Through the great number of formal gardens laid out within a few years in America, the topiary art has had a certain revival. In California, with the lavish foliage, it may be seen in considerable perfection, though of scant beauty, as here shown.

Happy is the garden surrounded by a brick wall or with terrace wall of brick. How well every color looks by the side of old brick ; even scarlet, bright pink, and rose-pink flowers, which seem impossible, do very well when held to the wall by clear green leaves. Flowering vines are perfect when trained on old soft-red brick enclosing walls ; white-flowered vines are specially lovely thereon, Clematis, white Roses, and the rarely beautiful white Wistaria. How lovely is my Virgin's-bower when growing on brick ; how Hollyhocks stand up beside it. Brick posts, too, are good in a fence, and, better still, in a pergola. A portion of the fine terrace wall at Van Cortlandt Manor is shown facing page 286. This wall was put in about fifty years ago ; ere that there had been a grass bank, which is ever a trial in a garden ; for it is hard to mow the grass on such a bank, and it never looks neat ; it should be planted with some vine.

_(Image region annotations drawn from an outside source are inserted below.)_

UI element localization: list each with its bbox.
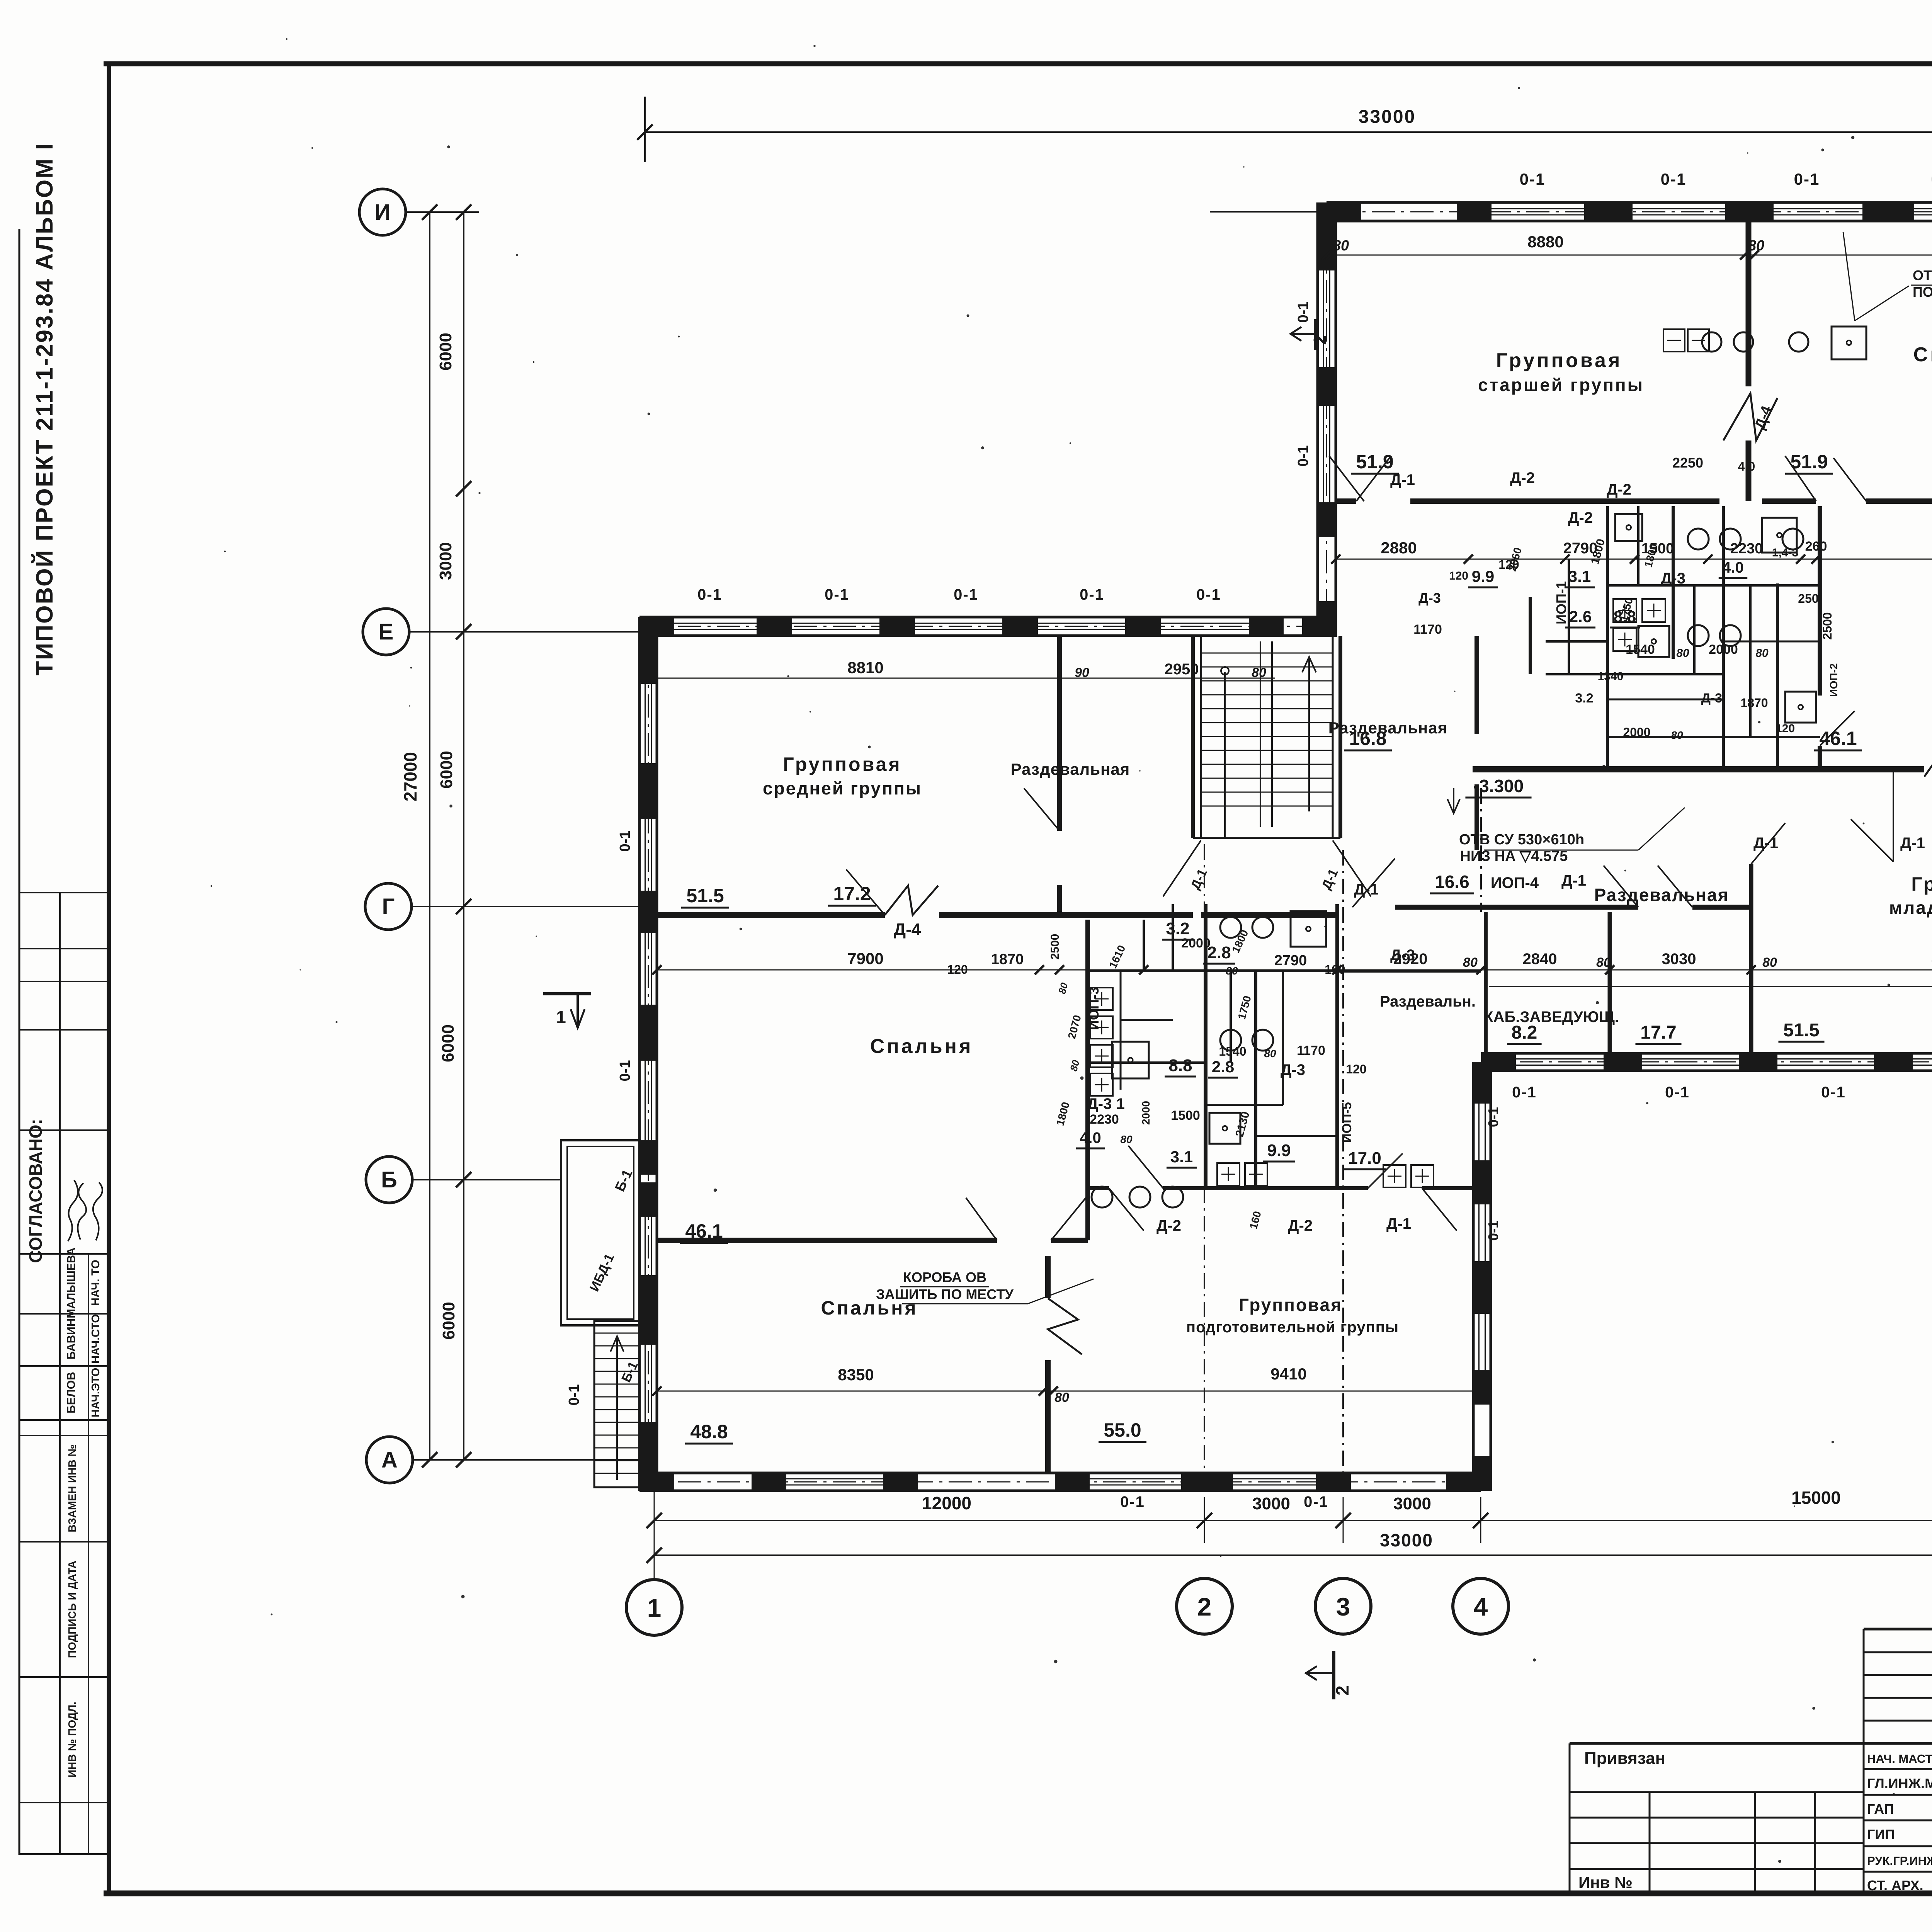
drawing frame border: [104, 61, 1932, 66]
interior wall between групповая старшей and спальня: [1746, 221, 1752, 386]
corridor wall segment above Г middle: [1193, 837, 1340, 839]
svg-text:ИОП-5: ИОП-5: [1340, 1102, 1354, 1143]
svg-text:7900: 7900: [847, 949, 883, 968]
svg-text:1870: 1870: [991, 951, 1024, 968]
svg-text:0-1: 0-1: [1295, 302, 1311, 323]
svg-text:Д-1: Д-1: [1354, 881, 1379, 898]
svg-text:Д-2: Д-2: [1288, 1217, 1313, 1234]
svg-text:ЗАШИТЬ ПО МЕСТУ: ЗАШИТЬ ПО МЕСТУ: [876, 1286, 1014, 1302]
sanitary fixtures upper row near Ж wall: [1702, 332, 1721, 352]
svg-text:2.8: 2.8: [1207, 943, 1231, 962]
svg-text:Б: Б: [381, 1167, 397, 1192]
interior wall axis Д: [1473, 766, 1924, 772]
svg-text:0-1: 0-1: [1661, 170, 1687, 188]
svg-text:0-1: 0-1: [1196, 586, 1221, 603]
svg-text:80: 80: [1226, 965, 1238, 977]
svg-text:РУК.ГР.ИНЖ.: РУК.ГР.ИНЖ.: [1867, 1854, 1932, 1867]
svg-text:2790: 2790: [1274, 952, 1307, 969]
svg-text:Спальня: Спальня: [1913, 344, 1932, 366]
exterior wall axis 1 west side: [638, 617, 641, 1491]
svg-text:ПОДПИСЬ И ДАТА: ПОДПИСЬ И ДАТА: [66, 1561, 78, 1658]
svg-text:1870: 1870: [1740, 696, 1768, 710]
svg-text:1170: 1170: [1297, 1043, 1325, 1058]
svg-text:17.2: 17.2: [833, 883, 871, 905]
svg-text:2840: 2840: [1523, 951, 1557, 968]
svg-text:2920: 2920: [1393, 951, 1428, 968]
top dimension 33000: [645, 131, 1932, 133]
door Д-4 zigzag on Д wall: [1924, 744, 1932, 777]
svg-text:ИОП-3: ИОП-3: [1086, 987, 1102, 1030]
svg-text:ПОД ПОТОЛКОМ: ПОД ПОТОЛКОМ: [1913, 284, 1932, 300]
svg-text:ОТВ СУ 530×610h: ОТВ СУ 530×610h: [1459, 832, 1584, 848]
left margin outer line: [19, 229, 20, 1855]
svg-text:4.0: 4.0: [1722, 559, 1744, 576]
svg-text:46.1: 46.1: [685, 1220, 723, 1242]
svg-text:МАЛЫШЕВА: МАЛЫШЕВА: [65, 1247, 78, 1318]
svg-text:Д-1: Д-1: [1561, 872, 1586, 889]
svg-text:подготовительной группы: подготовительной группы: [1186, 1319, 1399, 1336]
svg-text:СОГЛАСОВАНО:: СОГЛАСОВАНО:: [26, 1119, 46, 1263]
svg-text:80: 80: [1054, 1390, 1069, 1405]
door Д-4 zigzag on Г wall: [885, 886, 938, 915]
svg-text:2: 2: [1197, 1592, 1212, 1621]
svg-text:НАЧ. МАСТ.: НАЧ. МАСТ.: [1867, 1752, 1932, 1765]
svg-text:4: 4: [1474, 1592, 1488, 1621]
svg-text:Д-1: Д-1: [1900, 835, 1925, 852]
svg-text:Е: Е: [379, 619, 394, 645]
svg-text:2500: 2500: [1820, 612, 1834, 639]
svg-text:2000: 2000: [1623, 725, 1650, 739]
svg-text:-3.300: -3.300: [1473, 776, 1524, 796]
dim row left block top 8810 2950: [657, 678, 1275, 679]
dim row И wall 80 8880: [1327, 255, 1932, 256]
svg-text:17.0: 17.0: [1348, 1149, 1381, 1168]
svg-text:ОТВ.ОВ 500×250h: ОТВ.ОВ 500×250h: [1913, 267, 1932, 283]
svg-text:1170: 1170: [1413, 622, 1442, 637]
svg-text:1540: 1540: [1219, 1044, 1246, 1058]
interior wall east of sanitary upper: [1818, 506, 1822, 696]
svg-text:9.9: 9.9: [1267, 1141, 1291, 1160]
svg-text:80: 80: [1120, 1133, 1133, 1145]
svg-text:3000: 3000: [1393, 1494, 1431, 1513]
svg-text:Д-1: Д-1: [1753, 835, 1778, 852]
svg-text:Спальня: Спальня: [870, 1035, 973, 1058]
interior wall между раздевальная и стена towards stairs left block: [1057, 636, 1062, 831]
dim row upper block 2880 2790 1500 2230 260 7900: [1336, 559, 1932, 560]
svg-text:ГИП: ГИП: [1867, 1827, 1895, 1842]
svg-text:120: 120: [1449, 570, 1468, 582]
svg-text:0-1: 0-1: [1304, 1493, 1328, 1510]
svg-text:ИОП-4: ИОП-4: [1491, 874, 1539, 891]
interior wall axis Г right block: [1489, 905, 1638, 910]
svg-text:4.0: 4.0: [1080, 1129, 1101, 1146]
interior wall axis Г middle strip: [1395, 905, 1489, 910]
svg-text:Раздевальная: Раздевальная: [1594, 885, 1729, 905]
svg-text:А: А: [381, 1447, 398, 1473]
svg-text:1: 1: [647, 1594, 662, 1622]
upper-middle раздевальная wall: [1475, 636, 1479, 734]
bottom dimension 33000: [654, 1554, 1932, 1556]
svg-text:120: 120: [1776, 722, 1795, 735]
svg-text:0-1: 0-1: [1485, 1107, 1501, 1127]
svg-text:0-1: 0-1: [1520, 170, 1546, 188]
svg-text:80: 80: [1264, 1048, 1276, 1060]
svg-text:8810: 8810: [847, 658, 883, 677]
svg-text:Д-2: Д-2: [1568, 509, 1593, 526]
axis centerlines inside exterior walls: [1217, 211, 1932, 213]
svg-text:0-1: 0-1: [1821, 1084, 1846, 1101]
svg-text:27000: 27000: [400, 752, 420, 801]
svg-text:2: 2: [1310, 335, 1330, 345]
svg-text:3.1: 3.1: [1568, 567, 1591, 585]
svg-text:Г: Г: [382, 894, 395, 919]
svg-text:3000: 3000: [1252, 1494, 1290, 1513]
svg-text:Д-3 1: Д-3 1: [1087, 1095, 1124, 1112]
svg-text:3030: 3030: [1662, 951, 1696, 968]
svg-text:0-1: 0-1: [1120, 1493, 1145, 1510]
svg-text:2000: 2000: [1709, 642, 1738, 657]
svg-text:33000: 33000: [1359, 107, 1416, 127]
svg-text:48.8: 48.8: [690, 1421, 728, 1442]
doors diagonal lines lower area: [1109, 1188, 1144, 1231]
svg-text:2950: 2950: [1165, 661, 1199, 678]
svg-text:3000: 3000: [436, 542, 455, 580]
svg-text:0-1: 0-1: [617, 1060, 633, 1082]
svg-text:3.1: 3.1: [1170, 1148, 1193, 1166]
svg-text:Раздевальн.: Раздевальн.: [1380, 993, 1476, 1010]
svg-text:Раздевальная: Раздевальная: [1011, 760, 1130, 778]
svg-text:НАЧ. ТО: НАЧ. ТО: [89, 1260, 102, 1306]
left axis stub lines: [406, 211, 479, 213]
axis circles left column: [359, 189, 406, 235]
svg-text:ИНВ № ПОДЛ.: ИНВ № ПОДЛ.: [66, 1702, 78, 1777]
axis circles bottom row: [626, 1580, 682, 1635]
axis И extension line left of block: [1210, 211, 1318, 213]
svg-text:Групповая: Групповая: [1911, 873, 1932, 895]
svg-text:Д-2: Д-2: [1510, 469, 1535, 486]
svg-text:Инв №: Инв №: [1578, 1873, 1633, 1891]
title block grid: [1864, 1628, 1932, 1631]
svg-text:120: 120: [947, 963, 968, 976]
svg-text:80: 80: [1671, 729, 1683, 741]
svg-text:старшей группы: старшей группы: [1478, 375, 1644, 395]
svg-text:Раздевальная: Раздевальная: [1328, 719, 1448, 737]
svg-text:Д-1: Д-1: [1390, 471, 1415, 488]
svg-text:80: 80: [1755, 647, 1769, 660]
svg-text:120: 120: [1346, 1062, 1366, 1076]
svg-text:0-1: 0-1: [1665, 1084, 1690, 1101]
svg-text:17.7: 17.7: [1640, 1022, 1676, 1043]
exterior wall axis А bottom: [639, 1472, 1481, 1475]
svg-text:3.2: 3.2: [1166, 919, 1189, 938]
svg-text:средней группы: средней группы: [763, 778, 922, 798]
svg-text:0-1: 0-1: [1295, 446, 1311, 467]
svg-text:2.8: 2.8: [1212, 1058, 1234, 1076]
svg-text:8880: 8880: [1527, 233, 1563, 251]
svg-text:Д-4: Д-4: [894, 920, 921, 939]
svg-text:8350: 8350: [838, 1366, 874, 1384]
svg-text:Д-3: Д-3: [1701, 691, 1722, 706]
svg-text:Групповая: Групповая: [783, 753, 901, 775]
svg-text:ГАП: ГАП: [1867, 1801, 1894, 1817]
door Д-4 zigzag bottom: [1048, 1298, 1082, 1354]
svg-text:2230: 2230: [1730, 541, 1763, 557]
stair bottom left annex: [594, 1321, 640, 1487]
svg-text:КАБ.ЗАВЕДУЮЩ.: КАБ.ЗАВЕДУЮЩ.: [1484, 1009, 1619, 1026]
left block sanitary west wall: [1085, 920, 1090, 1240]
interior wall axis Ж corridor: [1336, 498, 1356, 504]
upper sanitary partitions: [1606, 506, 1609, 769]
svg-text:0-1: 0-1: [1512, 1084, 1537, 1101]
margin signatures: [68, 1180, 102, 1241]
bottom of спальня 46.1 wall: [657, 1238, 997, 1243]
bottom axis extension lines: [654, 1492, 655, 1579]
dim row left corridor 7900 1870: [657, 969, 1932, 971]
bottom dimension row 12000 3000 3000 15000: [654, 1520, 1932, 1521]
svg-text:ИОП-1: ИОП-1: [1553, 581, 1569, 624]
sanitary fixtures upper cluster: [1688, 529, 1709, 549]
svg-text:6000: 6000: [439, 1024, 457, 1062]
svg-text:2: 2: [1332, 1685, 1352, 1696]
svg-text:80: 80: [1676, 647, 1689, 660]
svg-text:6000: 6000: [437, 751, 456, 789]
svg-text:Д-3: Д-3: [1661, 570, 1685, 587]
section marker 1 left: [543, 992, 591, 995]
svg-text:2250: 2250: [1672, 455, 1703, 471]
svg-text:8.8: 8.8: [1168, 1056, 1192, 1075]
svg-text:1: 1: [556, 1007, 566, 1027]
svg-text:СТ. АРХ.: СТ. АРХ.: [1867, 1878, 1923, 1893]
svg-text:3: 3: [1336, 1592, 1350, 1621]
svg-text:90: 90: [1075, 665, 1089, 680]
svg-text:51.9: 51.9: [1790, 451, 1828, 473]
svg-text:0-1: 0-1: [566, 1384, 582, 1406]
svg-text:2000: 2000: [1181, 936, 1211, 951]
svg-text:260: 260: [1805, 539, 1827, 554]
exterior wall axis 4 lower block east side: [1472, 1062, 1475, 1491]
svg-text:6000: 6000: [436, 333, 455, 371]
wardrobe line right block: [1489, 986, 1932, 987]
svg-text:2880: 2880: [1381, 539, 1417, 557]
svg-text:ВЗАМЕН ИНВ №: ВЗАМЕН ИНВ №: [66, 1444, 78, 1532]
svg-text:15000: 15000: [1791, 1488, 1841, 1508]
svg-text:Привязан: Привязан: [1584, 1749, 1665, 1768]
svg-text:80: 80: [1748, 238, 1764, 254]
svg-text:Групповая: Групповая: [1239, 1295, 1342, 1315]
sanitary fixtures left cluster: [1220, 917, 1241, 938]
interior walls right block south rooms: [1608, 912, 1612, 1053]
interior wall раздевальная право door Д-1: [1893, 769, 1894, 862]
svg-text:2500: 2500: [1049, 934, 1061, 960]
svg-text:1500: 1500: [1171, 1108, 1200, 1123]
svg-text:0-1: 0-1: [1080, 586, 1104, 603]
porch annex west side: [561, 1140, 640, 1325]
svg-text:0-1: 0-1: [954, 586, 978, 603]
svg-text:80: 80: [1252, 665, 1266, 680]
svg-text:51.5: 51.5: [1783, 1020, 1819, 1041]
svg-text:160: 160: [1325, 963, 1345, 976]
exterior wall upper-block west side: [1316, 202, 1319, 636]
svg-text:16.6: 16.6: [1435, 872, 1469, 892]
svg-text:4,0: 4,0: [1738, 459, 1755, 473]
exterior wall axis И with windows 0-1: [1327, 201, 1932, 204]
middle strip walls раздевальн: [1337, 969, 1481, 973]
svg-text:0-1: 0-1: [1485, 1221, 1501, 1241]
svg-text:ГЛ.ИНЖ.М.: ГЛ.ИНЖ.М.: [1867, 1776, 1932, 1791]
svg-text:И: И: [374, 200, 391, 225]
svg-text:3.2: 3.2: [1575, 691, 1593, 706]
dim row bottom 8350 9410: [657, 1391, 1481, 1392]
svg-text:БАВИН: БАВИН: [65, 1318, 78, 1360]
svg-text:ИОП-2: ИОП-2: [1828, 663, 1840, 697]
svg-text:80: 80: [1596, 955, 1611, 970]
svg-text:6000: 6000: [439, 1302, 458, 1340]
svg-text:Д-2: Д-2: [1156, 1217, 1181, 1234]
svg-text:Д-3: Д-3: [1418, 590, 1441, 606]
svg-text:0-1: 0-1: [825, 586, 849, 603]
svg-text:2230: 2230: [1090, 1112, 1119, 1127]
interior wall axis Г left block: [657, 912, 885, 918]
svg-text:51.5: 51.5: [686, 885, 724, 906]
svg-text:9.9: 9.9: [1472, 567, 1494, 585]
left dimension chains: [429, 212, 430, 1460]
margin stamp table: [19, 892, 109, 893]
svg-text:9410: 9410: [1270, 1365, 1306, 1383]
svg-text:Д-3: Д-3: [1281, 1061, 1305, 1078]
svg-text:НАЧ.СТО: НАЧ.СТО: [90, 1314, 102, 1364]
exterior wall axis В bottom of right block: [1481, 1052, 1932, 1055]
wall between спальня 48.8 and групповая подготовительной: [1045, 1256, 1051, 1298]
svg-text:Д-2: Д-2: [1607, 481, 1631, 498]
left sanitary partitions: [1204, 904, 1208, 1188]
svg-text:8.2: 8.2: [1512, 1022, 1537, 1043]
door leaf diagonals: [1329, 456, 1364, 501]
svg-text:0-1: 0-1: [617, 831, 633, 852]
svg-text:1340: 1340: [1598, 670, 1624, 683]
axis dashed lines through plan: [1204, 844, 1205, 1492]
svg-text:2000: 2000: [1140, 1101, 1152, 1125]
svg-text:НАЧ.ЭТО: НАЧ.ЭТО: [90, 1368, 102, 1417]
svg-text:ТИПОВОЙ ПРОЕКТ 211-1-293.: ТИПОВОЙ ПРОЕКТ 211-1-293.84 АЛЬБОМ I: [31, 142, 58, 675]
svg-text:80: 80: [1333, 238, 1349, 254]
svg-text:16.8: 16.8: [1349, 728, 1386, 749]
svg-text:1,4-3: 1,4-3: [1772, 546, 1798, 559]
section marker 2 top: [1314, 319, 1317, 350]
svg-text:80: 80: [1463, 955, 1478, 970]
svg-text:КОРОБА ОВ: КОРОБА ОВ: [903, 1269, 986, 1285]
exterior wall axis Е top of left block: [639, 616, 1337, 619]
svg-text:0-1: 0-1: [1794, 170, 1820, 188]
doors on Ж wall: [1356, 456, 1391, 501]
svg-text:младшей группы: младшей группы: [1889, 898, 1932, 918]
svg-text:80: 80: [1762, 955, 1777, 970]
svg-text:1540: 1540: [1626, 642, 1655, 657]
svg-text:Групповая: Групповая: [1496, 349, 1622, 372]
stair central: [1191, 636, 1195, 838]
svg-text:51.9: 51.9: [1356, 451, 1393, 473]
svg-text:33000: 33000: [1380, 1530, 1433, 1550]
door Д-4 zigzag upper: [1723, 393, 1777, 440]
svg-text:0-1: 0-1: [697, 586, 722, 603]
svg-text:55.0: 55.0: [1104, 1419, 1141, 1441]
section marker 2 bottom: [1332, 1651, 1335, 1699]
svg-text:Д-1: Д-1: [1386, 1215, 1411, 1232]
svg-text:46.1: 46.1: [1819, 728, 1857, 749]
svg-text:250: 250: [1798, 592, 1818, 605]
svg-text:БЕЛОВ: БЕЛОВ: [65, 1372, 78, 1413]
svg-text:12000: 12000: [922, 1493, 971, 1513]
svg-text:2.6: 2.6: [1569, 607, 1592, 626]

A very curious garden wall is the serpentine brick wall still standing at the University of Virginia, at Charlottesville. It is about seven feet high, and closes in the garden and green of the row of houses occupied by members of the faculty ; originally it may have extended around the entire college grounds. I present a view from the street in order to show its contour distinctly ; within the garden its outlines are obscured by vines and flowers. The first thought in the mind of the observer is that its reason for curving is that it could be built much more lightly, and hence more cheaply, than a straight wall ; then it seems a possible idealization in brick of the old Virginia rail fence. But I do not look to domestic patterns and influences for its production ; it is to me a good example of the old-time domination of French ideas which was so marked and so disquieting in America. In France, after the peace of 1762, the Marquis de Geradin was revolutionizing gardening. His own garden at Ermenonville and his description of it exercised important influence in England and America, as in France. Jefferson was the planner and architect of the University of Virginia; and it is stated that he built this serpentine wall. Whether he did or not, it is another example of French influences in architecture in the United States. This French school, above everything else, replaced straight lines with carefully curving and winding lines.